John Piper's topographical paintings and prints offer an unparalleled record of mid twentieth-century Britain. While at one point in the 1930s Piper was poised to be one of the leaders of English abstraction, his sudden reversal to representational art in 1938 came just in time for him to re-evaluate both the natural and the built landscape at a time when both were under threat. The three lithographs in this post were made for an article by John Piper in
The Cornhill in November 1944, entitled Topographical Letter from Devizes, and form a loving record of the market town of Devizes in Wiltshire, "this most ordinary of English towns".
The Cornhill magazine was edited by Peter Quennell; this issue also includes contributions by John Betjeman, Osbert Lancaster, Alan Moorhead, Elizabeth Bowen and others.
John Piper, Devizes: In Long Street (Levinson 57A)
Lithograph, 1944
Piper writes of Devizes with great fondness, celebrating "its good minor architecture, magnificent museum (contents, not building), brewery and tobacco factory (sensible, small-scale manufactures for such a town), branch-line railway, good inns and bars, hotels that are not over Trust-worthy, fair churches and chapels, canal of handsome appearance, sensible plan, bracing air, good-looking inhabitants, cinemas (old-fashioned and super, the super not ostentatious). Disadvantages: lack of second-hand bookshops, absence of sylvan walks, and the wind. It's hard to think of any others."
John Piper, Devizes: The Market Place (Levinson 57B)
Lithograph, 1944
"And so, taking coffee and a bun over the baker and confectioner's, next door but two to W. H. Smith & Son's, while the east wind blows across the Market Place, one looks out of the window on to a rarity: an English town that has not been spoiled and has not been preserved artificially."

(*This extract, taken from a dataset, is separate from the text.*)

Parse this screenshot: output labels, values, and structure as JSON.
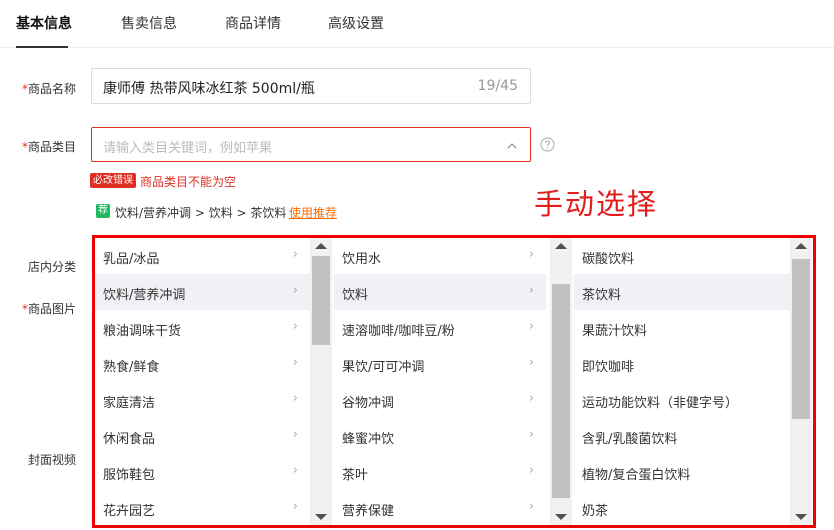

John Piper, Avebury Restored (Levinson 57C)
Lithograph, 1944
The lithographs were printed by Butler and Tanner on what Orde Levinson, author of the catalogue raisonné of Piper's prints, calls "standard quality machine-made lithographic cartridge paper". They were printed back to back, so one can display either Devizes: The Market Place or the other two, but not all at once. Piper must have been particularly pleased with the four panel, two page Devizes: The Market Place, because he reworked it at a larger size and with much brighter colour for the double-page frontispiece and title page for his book
Buildings and Prospects in 1948.
I apologize to my readers for such a long gap between posts; circumstances mean that I have little time to devote to this blog at the moment, so although I have many new posts planned, their appearance will be sporadic.